Speaking of expanding BASIC’s sound, at one point during “Nerve Time,” Avery began playing the fife, adding another unlikely yet welcomed texture to their musical fabric. And a few times during the three-song opening stretch, the trio would pause to let the looped beats play by themselves. These stoppages served as a reminder that the electronic beats are an intrinsic component of BASIC's music, yet also demonstrated the trio’s confidence in taking a moment before launching into another display of complex and visionary playing.

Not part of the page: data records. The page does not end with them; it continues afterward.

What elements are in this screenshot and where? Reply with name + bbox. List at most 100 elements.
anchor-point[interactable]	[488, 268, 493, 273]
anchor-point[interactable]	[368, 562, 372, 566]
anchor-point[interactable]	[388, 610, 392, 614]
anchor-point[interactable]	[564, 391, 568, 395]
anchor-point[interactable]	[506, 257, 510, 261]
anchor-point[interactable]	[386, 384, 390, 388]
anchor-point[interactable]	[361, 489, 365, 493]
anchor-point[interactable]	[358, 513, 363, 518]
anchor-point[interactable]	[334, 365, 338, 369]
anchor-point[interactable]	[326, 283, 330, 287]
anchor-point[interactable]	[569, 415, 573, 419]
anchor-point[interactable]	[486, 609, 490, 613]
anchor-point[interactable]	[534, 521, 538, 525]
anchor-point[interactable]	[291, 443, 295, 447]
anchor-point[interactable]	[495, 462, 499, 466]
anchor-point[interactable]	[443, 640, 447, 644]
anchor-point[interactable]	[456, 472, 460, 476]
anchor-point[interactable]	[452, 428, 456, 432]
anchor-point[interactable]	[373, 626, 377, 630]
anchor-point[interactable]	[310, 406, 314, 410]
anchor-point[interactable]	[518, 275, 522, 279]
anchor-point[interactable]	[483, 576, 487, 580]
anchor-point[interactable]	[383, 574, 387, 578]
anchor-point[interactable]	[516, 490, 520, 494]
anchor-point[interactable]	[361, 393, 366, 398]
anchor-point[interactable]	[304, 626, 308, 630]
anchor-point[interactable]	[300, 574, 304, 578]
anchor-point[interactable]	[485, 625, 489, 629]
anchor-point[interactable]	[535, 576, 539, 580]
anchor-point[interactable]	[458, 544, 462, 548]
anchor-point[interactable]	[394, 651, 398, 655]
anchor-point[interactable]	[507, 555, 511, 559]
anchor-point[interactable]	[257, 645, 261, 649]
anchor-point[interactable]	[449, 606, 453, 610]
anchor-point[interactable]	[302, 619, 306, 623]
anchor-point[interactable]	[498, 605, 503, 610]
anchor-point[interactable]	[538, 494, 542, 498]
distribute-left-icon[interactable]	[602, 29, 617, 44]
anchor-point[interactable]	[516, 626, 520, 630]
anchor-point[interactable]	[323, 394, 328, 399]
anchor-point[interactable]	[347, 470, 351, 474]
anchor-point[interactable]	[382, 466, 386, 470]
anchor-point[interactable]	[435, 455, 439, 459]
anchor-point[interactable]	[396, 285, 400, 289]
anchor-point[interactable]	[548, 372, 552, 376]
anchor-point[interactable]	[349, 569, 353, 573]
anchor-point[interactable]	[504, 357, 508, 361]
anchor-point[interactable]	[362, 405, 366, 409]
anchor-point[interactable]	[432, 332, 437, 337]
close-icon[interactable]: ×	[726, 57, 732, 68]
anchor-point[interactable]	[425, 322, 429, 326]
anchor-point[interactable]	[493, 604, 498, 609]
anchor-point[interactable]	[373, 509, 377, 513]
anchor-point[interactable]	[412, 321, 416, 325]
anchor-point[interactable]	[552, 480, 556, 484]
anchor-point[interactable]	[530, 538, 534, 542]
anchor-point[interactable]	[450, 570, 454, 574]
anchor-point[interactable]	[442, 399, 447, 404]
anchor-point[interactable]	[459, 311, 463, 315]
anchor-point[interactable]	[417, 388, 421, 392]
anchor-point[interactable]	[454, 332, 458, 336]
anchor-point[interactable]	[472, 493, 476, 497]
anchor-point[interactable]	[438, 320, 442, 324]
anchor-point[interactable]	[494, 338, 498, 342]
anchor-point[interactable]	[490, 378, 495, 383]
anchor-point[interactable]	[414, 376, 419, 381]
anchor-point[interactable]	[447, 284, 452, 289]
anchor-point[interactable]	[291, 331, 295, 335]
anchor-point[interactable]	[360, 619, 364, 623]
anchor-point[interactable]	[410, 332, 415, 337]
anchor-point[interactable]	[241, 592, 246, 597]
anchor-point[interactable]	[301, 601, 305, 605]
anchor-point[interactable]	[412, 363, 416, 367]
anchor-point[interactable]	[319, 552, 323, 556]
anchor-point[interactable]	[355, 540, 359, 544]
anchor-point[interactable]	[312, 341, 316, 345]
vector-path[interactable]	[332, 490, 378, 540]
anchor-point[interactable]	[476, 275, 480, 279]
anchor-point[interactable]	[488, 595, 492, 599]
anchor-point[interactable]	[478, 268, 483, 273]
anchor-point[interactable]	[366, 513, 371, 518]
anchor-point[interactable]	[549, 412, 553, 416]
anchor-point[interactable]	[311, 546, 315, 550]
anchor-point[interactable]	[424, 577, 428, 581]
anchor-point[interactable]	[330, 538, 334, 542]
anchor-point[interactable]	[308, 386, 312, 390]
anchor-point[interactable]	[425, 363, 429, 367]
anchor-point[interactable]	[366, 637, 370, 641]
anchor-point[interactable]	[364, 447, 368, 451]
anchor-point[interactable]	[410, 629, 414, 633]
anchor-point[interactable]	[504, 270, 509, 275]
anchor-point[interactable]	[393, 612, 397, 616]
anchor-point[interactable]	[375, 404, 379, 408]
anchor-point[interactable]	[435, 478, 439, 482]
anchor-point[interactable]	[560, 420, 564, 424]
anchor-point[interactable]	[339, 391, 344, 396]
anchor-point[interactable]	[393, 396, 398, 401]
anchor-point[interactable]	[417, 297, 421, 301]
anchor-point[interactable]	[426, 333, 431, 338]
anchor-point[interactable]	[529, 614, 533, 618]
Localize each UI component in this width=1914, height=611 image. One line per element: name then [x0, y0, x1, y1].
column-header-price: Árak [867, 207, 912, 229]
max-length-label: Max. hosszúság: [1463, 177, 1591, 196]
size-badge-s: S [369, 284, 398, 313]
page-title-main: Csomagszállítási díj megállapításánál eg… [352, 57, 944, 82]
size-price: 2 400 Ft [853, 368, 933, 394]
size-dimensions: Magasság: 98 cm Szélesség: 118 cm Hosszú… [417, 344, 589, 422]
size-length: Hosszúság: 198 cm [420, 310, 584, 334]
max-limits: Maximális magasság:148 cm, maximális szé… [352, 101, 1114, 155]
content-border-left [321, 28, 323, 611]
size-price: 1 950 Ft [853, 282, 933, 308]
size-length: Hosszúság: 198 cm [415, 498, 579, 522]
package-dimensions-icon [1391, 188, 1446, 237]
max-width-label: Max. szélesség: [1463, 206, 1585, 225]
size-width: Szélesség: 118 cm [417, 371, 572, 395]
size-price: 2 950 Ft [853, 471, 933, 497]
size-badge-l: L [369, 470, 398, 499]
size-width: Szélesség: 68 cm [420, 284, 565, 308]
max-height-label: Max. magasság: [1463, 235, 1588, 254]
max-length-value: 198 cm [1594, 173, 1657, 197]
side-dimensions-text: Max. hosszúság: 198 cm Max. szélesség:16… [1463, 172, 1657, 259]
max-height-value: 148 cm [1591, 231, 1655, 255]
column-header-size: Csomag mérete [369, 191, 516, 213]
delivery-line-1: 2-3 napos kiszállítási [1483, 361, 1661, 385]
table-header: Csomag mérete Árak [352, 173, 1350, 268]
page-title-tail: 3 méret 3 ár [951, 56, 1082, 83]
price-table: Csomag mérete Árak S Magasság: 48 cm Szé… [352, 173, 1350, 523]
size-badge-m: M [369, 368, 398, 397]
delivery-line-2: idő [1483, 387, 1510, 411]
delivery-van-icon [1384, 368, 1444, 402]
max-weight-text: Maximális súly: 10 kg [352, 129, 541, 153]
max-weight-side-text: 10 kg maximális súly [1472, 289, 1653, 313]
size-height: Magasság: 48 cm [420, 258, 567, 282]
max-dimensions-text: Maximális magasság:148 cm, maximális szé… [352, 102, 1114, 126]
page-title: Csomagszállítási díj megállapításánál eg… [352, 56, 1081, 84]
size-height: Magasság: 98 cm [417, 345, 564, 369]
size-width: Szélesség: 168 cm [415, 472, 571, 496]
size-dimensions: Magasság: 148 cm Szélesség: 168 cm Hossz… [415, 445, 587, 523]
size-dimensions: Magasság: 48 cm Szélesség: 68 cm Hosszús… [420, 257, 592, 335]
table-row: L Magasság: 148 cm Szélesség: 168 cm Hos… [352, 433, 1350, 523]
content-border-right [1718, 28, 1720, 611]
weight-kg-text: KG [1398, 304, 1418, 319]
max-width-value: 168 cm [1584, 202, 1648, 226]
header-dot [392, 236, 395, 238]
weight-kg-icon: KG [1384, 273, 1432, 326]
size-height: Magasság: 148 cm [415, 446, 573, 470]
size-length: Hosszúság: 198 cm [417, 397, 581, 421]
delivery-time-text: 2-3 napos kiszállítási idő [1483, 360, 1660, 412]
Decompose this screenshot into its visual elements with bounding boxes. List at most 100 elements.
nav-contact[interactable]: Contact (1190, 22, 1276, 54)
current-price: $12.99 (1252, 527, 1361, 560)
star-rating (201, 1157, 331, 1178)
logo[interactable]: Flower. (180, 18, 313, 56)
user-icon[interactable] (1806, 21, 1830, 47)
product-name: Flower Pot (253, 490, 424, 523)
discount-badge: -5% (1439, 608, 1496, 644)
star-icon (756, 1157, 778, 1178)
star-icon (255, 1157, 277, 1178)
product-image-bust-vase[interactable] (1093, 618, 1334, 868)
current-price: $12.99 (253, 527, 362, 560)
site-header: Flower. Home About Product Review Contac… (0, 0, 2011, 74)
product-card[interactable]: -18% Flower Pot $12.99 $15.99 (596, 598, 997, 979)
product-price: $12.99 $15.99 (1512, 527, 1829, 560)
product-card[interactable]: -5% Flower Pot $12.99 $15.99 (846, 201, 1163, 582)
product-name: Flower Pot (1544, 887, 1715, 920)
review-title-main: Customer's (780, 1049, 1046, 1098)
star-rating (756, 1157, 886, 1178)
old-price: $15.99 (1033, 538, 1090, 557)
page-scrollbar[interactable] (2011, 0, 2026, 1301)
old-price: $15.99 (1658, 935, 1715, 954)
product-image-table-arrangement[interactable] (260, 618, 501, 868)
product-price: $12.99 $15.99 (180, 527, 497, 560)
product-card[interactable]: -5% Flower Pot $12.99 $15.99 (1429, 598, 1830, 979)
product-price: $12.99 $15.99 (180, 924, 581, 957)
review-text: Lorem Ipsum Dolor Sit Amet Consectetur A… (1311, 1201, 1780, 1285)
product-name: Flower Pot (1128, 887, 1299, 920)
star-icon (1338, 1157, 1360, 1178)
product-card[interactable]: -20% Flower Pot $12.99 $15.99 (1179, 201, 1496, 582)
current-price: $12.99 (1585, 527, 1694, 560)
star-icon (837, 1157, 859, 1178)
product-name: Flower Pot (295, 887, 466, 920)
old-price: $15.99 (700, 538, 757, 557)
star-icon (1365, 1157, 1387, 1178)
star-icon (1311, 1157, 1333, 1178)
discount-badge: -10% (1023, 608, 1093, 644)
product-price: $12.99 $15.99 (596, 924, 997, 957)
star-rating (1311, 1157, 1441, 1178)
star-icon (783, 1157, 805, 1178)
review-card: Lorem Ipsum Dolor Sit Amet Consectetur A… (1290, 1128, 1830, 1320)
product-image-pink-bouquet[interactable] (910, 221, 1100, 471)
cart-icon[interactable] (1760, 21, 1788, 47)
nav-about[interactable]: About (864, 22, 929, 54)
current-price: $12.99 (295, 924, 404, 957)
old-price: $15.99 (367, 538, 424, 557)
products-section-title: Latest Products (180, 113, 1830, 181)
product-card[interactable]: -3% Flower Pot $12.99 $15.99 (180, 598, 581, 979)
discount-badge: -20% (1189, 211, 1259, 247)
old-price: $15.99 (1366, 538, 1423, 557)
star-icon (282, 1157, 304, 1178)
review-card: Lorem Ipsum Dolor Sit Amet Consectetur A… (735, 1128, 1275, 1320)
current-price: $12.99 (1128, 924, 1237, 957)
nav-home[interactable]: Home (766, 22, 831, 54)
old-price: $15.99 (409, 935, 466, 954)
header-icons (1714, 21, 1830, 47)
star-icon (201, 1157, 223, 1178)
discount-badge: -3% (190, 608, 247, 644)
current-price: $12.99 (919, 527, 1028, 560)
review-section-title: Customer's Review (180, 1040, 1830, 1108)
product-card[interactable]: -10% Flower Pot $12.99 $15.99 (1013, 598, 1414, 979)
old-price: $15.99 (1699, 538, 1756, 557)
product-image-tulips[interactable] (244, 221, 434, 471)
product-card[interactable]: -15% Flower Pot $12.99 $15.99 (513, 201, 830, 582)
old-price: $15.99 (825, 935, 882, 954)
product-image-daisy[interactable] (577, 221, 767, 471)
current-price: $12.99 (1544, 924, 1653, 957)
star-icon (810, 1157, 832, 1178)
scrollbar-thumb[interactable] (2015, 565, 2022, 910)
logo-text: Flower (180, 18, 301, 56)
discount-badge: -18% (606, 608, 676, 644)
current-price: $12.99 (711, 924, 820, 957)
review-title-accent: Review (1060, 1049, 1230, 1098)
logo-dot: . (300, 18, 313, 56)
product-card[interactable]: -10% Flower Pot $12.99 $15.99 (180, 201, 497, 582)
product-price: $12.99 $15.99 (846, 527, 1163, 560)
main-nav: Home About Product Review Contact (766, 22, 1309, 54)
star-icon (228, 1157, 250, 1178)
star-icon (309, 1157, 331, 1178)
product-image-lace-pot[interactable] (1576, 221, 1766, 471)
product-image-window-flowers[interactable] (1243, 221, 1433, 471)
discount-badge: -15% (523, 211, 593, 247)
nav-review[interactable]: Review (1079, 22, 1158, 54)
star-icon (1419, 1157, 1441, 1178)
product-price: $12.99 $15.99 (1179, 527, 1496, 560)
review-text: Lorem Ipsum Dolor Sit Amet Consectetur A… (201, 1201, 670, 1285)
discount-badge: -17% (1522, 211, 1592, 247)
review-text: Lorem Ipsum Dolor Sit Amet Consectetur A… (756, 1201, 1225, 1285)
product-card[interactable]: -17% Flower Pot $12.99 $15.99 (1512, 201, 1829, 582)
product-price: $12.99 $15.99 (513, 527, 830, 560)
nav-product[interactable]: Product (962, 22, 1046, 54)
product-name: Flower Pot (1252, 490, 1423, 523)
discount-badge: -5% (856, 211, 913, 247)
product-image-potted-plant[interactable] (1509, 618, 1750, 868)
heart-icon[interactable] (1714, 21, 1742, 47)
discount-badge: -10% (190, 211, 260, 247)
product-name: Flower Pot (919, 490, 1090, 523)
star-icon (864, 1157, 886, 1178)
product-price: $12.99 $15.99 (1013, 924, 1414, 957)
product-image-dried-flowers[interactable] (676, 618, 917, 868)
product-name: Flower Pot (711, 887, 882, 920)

The second half of the night consisted of performances of each of the three new songs that make up Dream City. The sound presented for this part of the show had less of an emphasis on slick robotics and was instead more jazzy, jammy, and earthy. For instance, “Changes, Changing” possessed a King Sunny Adé vibe that also hinted at the “Nu Yorica” flavors of 1970s salsa and Latin jazz. 

The centerpiece of the second half of the show was the title track of Dream City, which started with an extended improvisation by McCombs that summoned the wide open vista sounds of his band Brokeback. This beautiful section showed that when Doug McCombs is in the band, it is wise to leave space for him to do Doug McCombs things. 

After the McCombs intro, the trio launched into its prototypical interplay. There were moments during “Dream City” that evoked the late ’70s Bowie/Eno/Visconti sound, and then at other times BASIC could have been mistaken for live LCD Soundsystem without James Murphy’s vocals. The trio continued to grow and build “Dream City” not exactly to a peak, but rather to a kind of sustained moment of realization. This was certainly the highlight of the entire night. 

The diversity of sounds presented by BASIC at AyurPrana Listening Room displayed the trio’s musical dexterity and expertise as well as its unending creativity. It showed that BASIC can and will evolve beyond the Quine/Maher template and continue to seek out new areas of exploration for the band’s direction.

(Photo courtesy of BASIC)

BASIC’s opener was Bark Culture, a trio consisting of vibraphonist Victor Vieira-Branco, drummer Joey Sullivan, and bassist John Moran, who presented a mesmerizing set of outer space jazz. In particular, Vieira-Branco’s masterful playing was especially captivating — it was hard to look away as he traded off hitting the vibraphone with mallets and playing the sides of its bars with a bow, generating sustained notes that seemed to float in the air. At one point during the performance, Moran took a solo and conjured an intergalactic sound that could have been a Star Destroyer flying over the venue. Bark Culture certainly warrants further investigation.